Nineteen students. The rMTS was conducted as initially described by Hanley et al. (2007). Children were observed in a fixed order that was determined at the start of each observation. To determine the order, observers wrote down the names of each child in the classroom on their data sheets from left to right in the room. To ensure that both data collectors recorded data for the same student, prior to collecting data, the data collectors said the names of the student aloud as they wrote them on the data sheet and practiced locating each child in the order listed on the data sheet at least one time prior to each observation. If a child changed locations during an observation, data for that child were still collected at the time that was determined at the start of session. In each observation, data were collected using an rMTS with intervals of either 30, 60, or 90 s. That is, only one interval size was used to collect data in each observation. The interval duration between observations of the same child in a given observation was 30, 60, or 90 s. The interval duration between observations of one child to the next was 1.5, 3.0, and 4.5 s, respectively. Values were identical to those used by Hanley et al. and calculated as the rMTS interval divided by 20. Because there were only 19 students in the class, the last interval of each round was not assigned to a student and was skipped. Furthermore, intervals for absent students were skipped. The missing trials were not included in the calculations for percentage of intervals or IOA. Two observers wore headphones connected to one MP3 player, which played a tone at the end of each interval. For instance, during the MTS 30 s, the tone played every 1.5 s.
Ten students. Because we expected IOA to be poor when all students were observed due to very small inter-child observation intervals, we also evaluated the procedure with only 10 students.

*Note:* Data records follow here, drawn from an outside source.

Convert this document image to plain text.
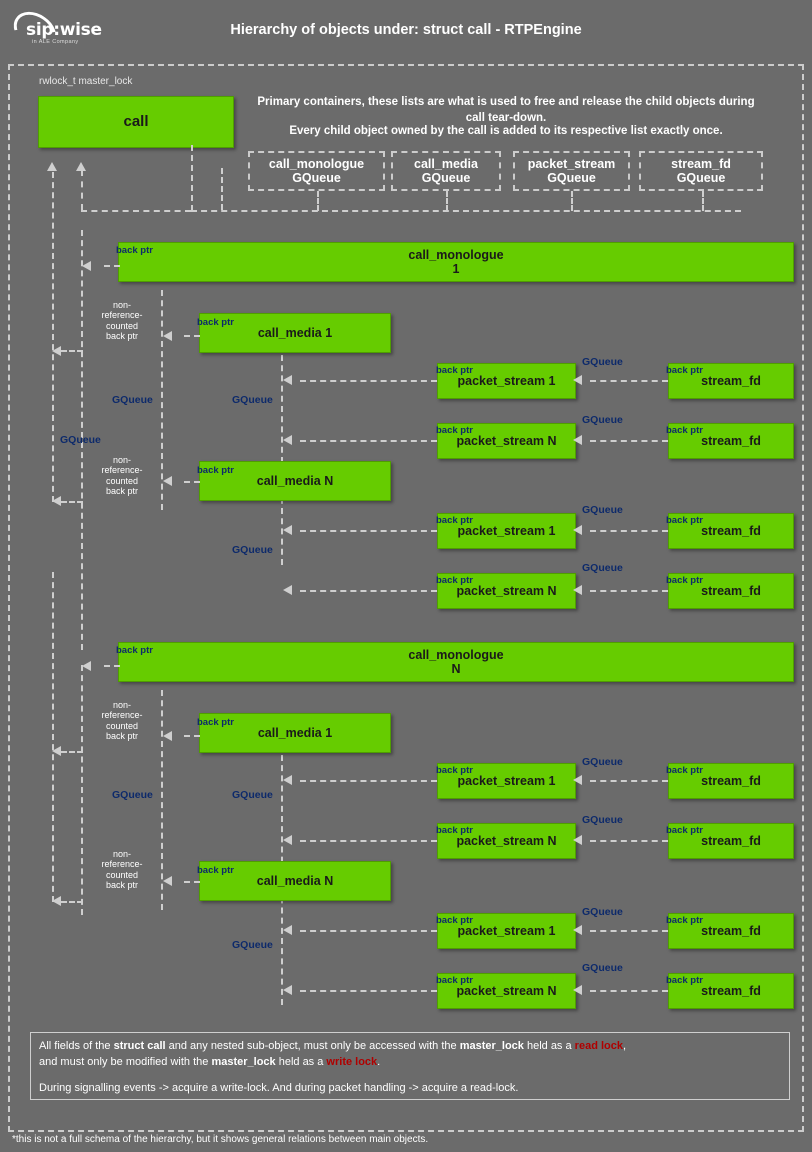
sip:wise
in ALE Company
Hierarchy of objects under: struct call - RTPEngine
rwlock_t master_lock
Primary containers, these lists are what is used to free and release the child objects during call tear-down.
Every child object owned by the call is added to its respective list exactly once.
call
call_monologue
GQueue
call_media
GQueue
packet_stream
GQueue
stream_fd
GQueue
call_monologue
1
back ptr
call_media 1
back ptr
non-
reference-
counted
back ptr
packet_stream 1
back ptr
stream_fd
back ptr
GQueue
packet_stream N
back ptr
stream_fd
back ptr
GQueue
GQueue	GQueue
GQueue
call_media N
back ptr
non-
reference-
counted
back ptr
packet_stream 1
back ptr
stream_fd
back ptr
GQueue
packet_stream N
back ptr
stream_fd
back ptr
GQueue
GQueue
call_monologue
N
back ptr
call_media 1
back ptr
non-
reference-
counted
back ptr
packet_stream 1
back ptr
stream_fd
back ptr
GQueue
packet_stream N
back ptr
stream_fd
back ptr
GQueue
GQueue	GQueue
call_media N
back ptr
non-
reference-
counted
back ptr
packet_stream 1
back ptr
stream_fd
back ptr
GQueue
packet_stream N
back ptr
stream_fd
back ptr
GQueue
GQueue
All fields of the struct call and any nested sub-object, must only be accessed with the master_lock held as a read lock,
and must only be modified with the master_lock held as a write lock.
During signalling events -> acquire a write-lock. And during packet handling -> acquire a read-lock.
*this is not a full schema of the hierarchy, but it shows general relations between main objects.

Prior to the observation, the primary data collector wrote down the names of all students that were present. Then, 10 of the present students were randomly selected. Their names were recorded on the data sheets from left to right in the room. The procedure was the same as with all students except that the inter-child interval duration was the MTS value divided by 10 (3, 6, and 9 s, respectively).
Results and Discussion
Figure 2 depicts the results of the IOA analysis. The data paths show IOA for each MTS value across observations. Each data point reflects one observation. Interval-by-interval IOA is presented on the leftmost panels and occurrence IOA is shown on the rightmost panels. The gray horizontal bar depicts the range of IOA (interval and occurrence, respectively) from Experiment 1 (the error analysis) to make comparisons to the IOA analysis. Results for the 19-student sample are presented on the top, and results for the sample 10-student are on the bottom. Interval-by-interval IOA was high for 30 s (M=90.48%), 60 s (M=88.11), and 90 s (M=91.56) for the 19-student sample. Similarly, mean interval-by-interval IOA was 90.28%, 90.00%, and 91.39%, respectively, when 10 students were observed. Occurrence IOA was low for all MTS values but was systematic. Mean occurrence IOA was lowest for MTS 30 s (19.37% for 19 students and 23.59% for 10 students). Mean occurrence IOA for MTS 60 s was 46.46% for 19 students and 48.60% for 10 students. For MTS 90 s, mean occurrence IOA was 56.96% for 19 students and 51.86% for 10 students.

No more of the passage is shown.